Unreality TV, 26th November 2013

It's been a thinnish week for drama but Last Tango in Halifax, Sally Wainwright's almost sugar-free romance about two pensioners - former lovestruck teenagers reunited by Facebook after 60 years - was back for a second series having won the nation's affection and a Bafta last time out.

We found the pair almost as we left them, with the excellent Derek Jacobi as Alan, recovering from a heart attack brought on by their hasty quarrel about the desirability of lesbianism in Harrogate and perhaps one too many respiratory struggles with glottal northernisms (the downfall of many a thespian). Much has been made of this septuagenarian double act, and Jacobi and Anne Reid, a natural as Celia, shone even when they were just gazing over t'moors and talking about dead people.

It would be a gentler story, though, without the complications whipped up by their clashing daughters - Gillian (Nicola Walker), a widowed single mum and grubby farmer with an impulsive sex drive, and freshly outed Caroline (Sarah Lancashire), snooty head teacher of a school that sings Jerusalem every morning - each conscious, amid declarations of love and alarm bells at the realisation that old people have minds of their own, of festering parental disapproval that recent events could only aggravate.

With Caroline's dalliance with a junior female colleague out in the open, it was Gillian's turn to stir the pot with revelations of a drunken shag with Caroline's multi-philandering husband John (a wonderfully furtive Tony Gardner). I couldn't say whether this was more transgressive than Gillian's earlier eye-opener - seeing her carrying on (Yorkshire for sexual intercourse) with a lad young enough to be her son from the local filling station - but it had Derek Jacobi shaking his head. "You pillock," he said, a word that wasn't quite equal to his disappointment (he was thinking of the shame she had brought upon the house as a pregnant 15-year-old), but served to draw a line under the affair before he had another heart attack. In the end we left the lovebirds understandably sloping off to the register office for a deserved quiet wedding. But will they get it? Tune in Tuesday.

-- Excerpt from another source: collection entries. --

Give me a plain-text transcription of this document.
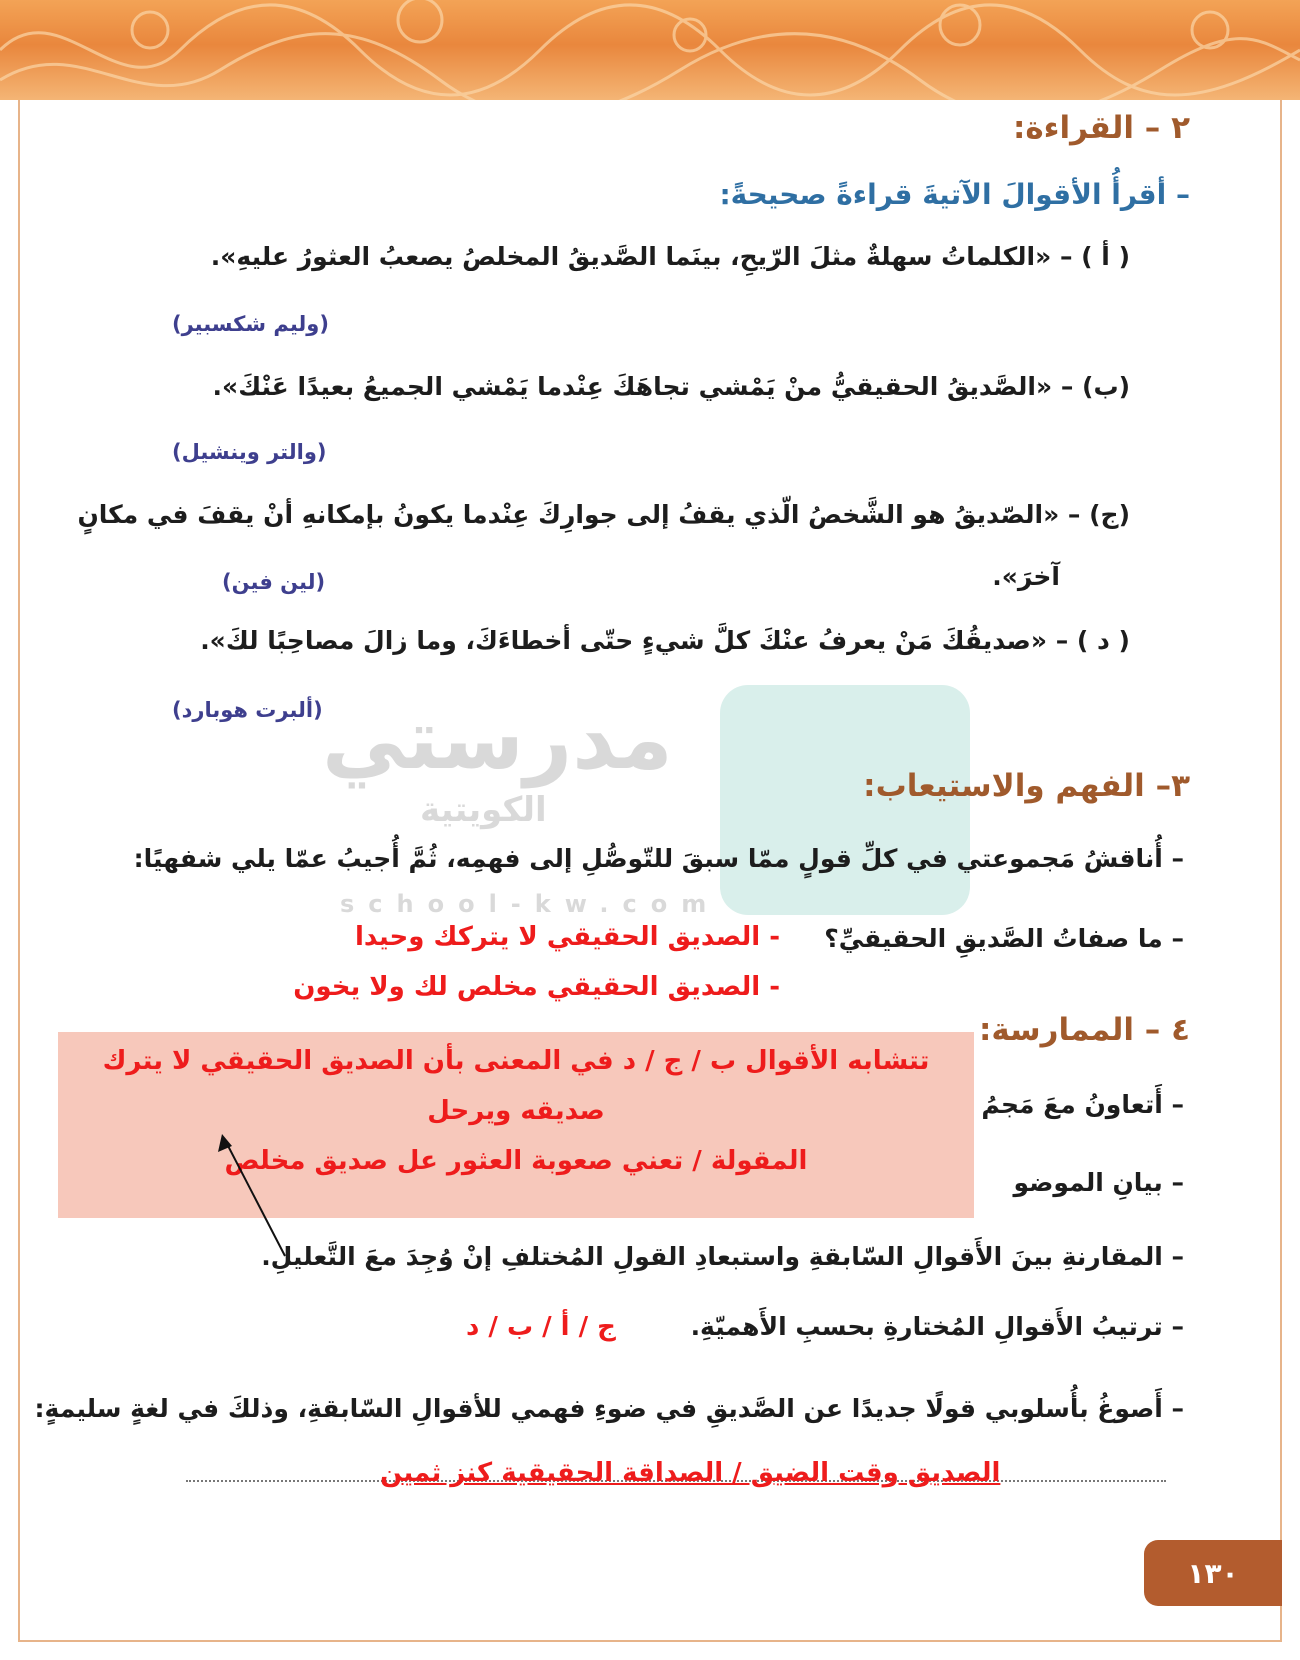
مدرستي
الكويتية
school-kw.com
٢ – القراءة:
– أقرأُ الأقوالَ الآتيةَ قراءةً صحيحةً:
( أ ) – «الكلماتُ سهلةٌ مثلَ الرّيحِ، بينَما الصَّديقُ المخلصُ يصعبُ العثورُ عليهِ».
(وليم شكسبير)
(ب) – «الصَّديقُ الحقيقيُّ منْ يَمْشي تجاهَكَ عِنْدما يَمْشي الجميعُ بعيدًا عَنْكَ».
(والتر وينشيل)
(ج) – «الصّديقُ هو الشَّخصُ الّذي يقفُ إلى جوارِكَ عِنْدما يكونُ بإمكانهِ أنْ يقفَ في مكانٍ
آخرَ».
(لين فين)
( د ) – «صديقُكَ مَنْ يعرفُ عنْكَ كلَّ شيءٍ حتّى أخطاءَكَ، وما زالَ مصاحِبًا لكَ».
(ألبرت هوبارد)
٣– الفهم والاستيعاب:
– أُناقشُ مَجموعتي في كلِّ قولٍ ممّا سبقَ للتّوصُّلِ إلى فهمِه، ثُمَّ أُجيبُ عمّا يلي شفهيًا:
– ما صفاتُ الصَّديقِ الحقيقيِّ؟
- الصديق الحقيقي لا يتركك وحيدا
- الصديق الحقيقي مخلص لك ولا يخون
٤ – الممارسة:
– أَتعاونُ معَ مَجمُ
– بيانِ الموضو
تتشابه الأقوال ب / ج / د في المعنى بأن الصديق الحقيقي لا يترك
صديقه ويرحل
المقولة / تعني صعوبة العثور عل صديق مخلص
– المقارنةِ بينَ الأَقوالِ السّابقةِ واستبعادِ القولِ المُختلفِ إنْ وُجِدَ معَ التَّعليلِ.
– ترتيبُ الأَقوالِ المُختارةِ بحسبِ الأَهميّةِ.
ج / أ / ب / د
– أَصوغُ بأُسلوبي قولًا جديدًا عن الصَّديقِ في ضوءِ فهمي للأقوالِ السّابقةِ، وذلكَ في لغةٍ سليمةٍ:
الصديق وقت الضيق / الصداقة الحقيقية كنز ثمين
١٣٠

Phil Hogan, The Guardian, 23rd November 2013

Last Tango in Halifax returns for more generation games

One of the things that makes Last Tango so life-like is how wonderfully petty and two-faced it allows its characters to be, and the scenes between Caroline and Gillian are deftly handled by Sarah Lancashire and Nicola Walker.

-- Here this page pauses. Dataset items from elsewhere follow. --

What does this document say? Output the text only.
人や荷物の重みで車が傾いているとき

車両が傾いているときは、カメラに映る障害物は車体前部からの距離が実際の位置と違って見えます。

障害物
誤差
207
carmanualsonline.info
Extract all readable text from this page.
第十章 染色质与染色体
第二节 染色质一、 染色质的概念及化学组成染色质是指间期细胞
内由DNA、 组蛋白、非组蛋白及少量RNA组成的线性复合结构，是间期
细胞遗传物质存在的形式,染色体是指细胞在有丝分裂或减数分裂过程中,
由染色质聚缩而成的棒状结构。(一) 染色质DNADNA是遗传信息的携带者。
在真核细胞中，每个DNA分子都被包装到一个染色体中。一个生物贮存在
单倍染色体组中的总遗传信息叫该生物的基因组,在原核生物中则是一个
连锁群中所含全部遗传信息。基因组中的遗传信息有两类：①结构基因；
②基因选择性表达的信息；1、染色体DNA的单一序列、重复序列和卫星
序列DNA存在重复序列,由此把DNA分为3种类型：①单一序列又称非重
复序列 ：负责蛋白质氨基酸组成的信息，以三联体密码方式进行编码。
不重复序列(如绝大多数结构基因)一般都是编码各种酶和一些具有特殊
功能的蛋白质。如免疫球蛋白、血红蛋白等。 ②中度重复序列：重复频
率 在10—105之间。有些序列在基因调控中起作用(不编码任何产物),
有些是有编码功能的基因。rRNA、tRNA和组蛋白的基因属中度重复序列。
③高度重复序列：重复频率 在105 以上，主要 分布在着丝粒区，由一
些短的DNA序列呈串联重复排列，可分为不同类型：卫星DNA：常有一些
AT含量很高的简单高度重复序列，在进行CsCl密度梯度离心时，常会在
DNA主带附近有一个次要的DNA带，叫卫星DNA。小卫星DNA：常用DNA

Jane Simon, The Mirror, 19th November 2013

Derek Jacobi and Anne Reid resume their touching romance as mature lovebirds Alan and Celia for a second season of laughter and tears. Having narrowly cheated death last time out, Alan has a renewed zest for life and, apart from a spot of rock climbing, what he really, really, wants to do is be married to Celia - and the sooner the better. As for daughters Gillian and Caroline, the near-fatal crisis appears to have brought the families closer together. But the honeymoon period hits turbulence when Caroline's wastrel ex John enters the scene and complex emotions bubble to the surface. Nicola Walker, Sarah Lancashire and Tony Gardner co-star.

Carol Carter and Larushka Ivan-Zadeh, Metro, 19th November 2013

At the end of the first series of Sally Wainwright's winning, warm-hearted drama, dear Alan was hovering between life and death after a heart attack. Obviously he survives, or there wouldn't be much point in returning to Yorkshire for a second helping.

It's great to see everyone again in a drama where pensioners are loved, cherished and never dismissed as inconvenient, and this time the masterly Wainwright has broadened the drama to dig deeper into other characters, notably Caroline (Sarah Lancashire, who's excellent) the newly-confident and newly out lesbian. While Alan and Celia (Derek Jacobi and Anne Reid) mend the relationship that almost fractured for ever, there's a shift in the tectonic plates in the romantic lives of their families. Just look at poor Gillian (Nicola Walker), who is made to pay for her terrible mistake in sleeping with John (Tony Gardner), Caroline's pathologically hopeless estranged husband. No one does bleating wretchedness like Gardner - no one.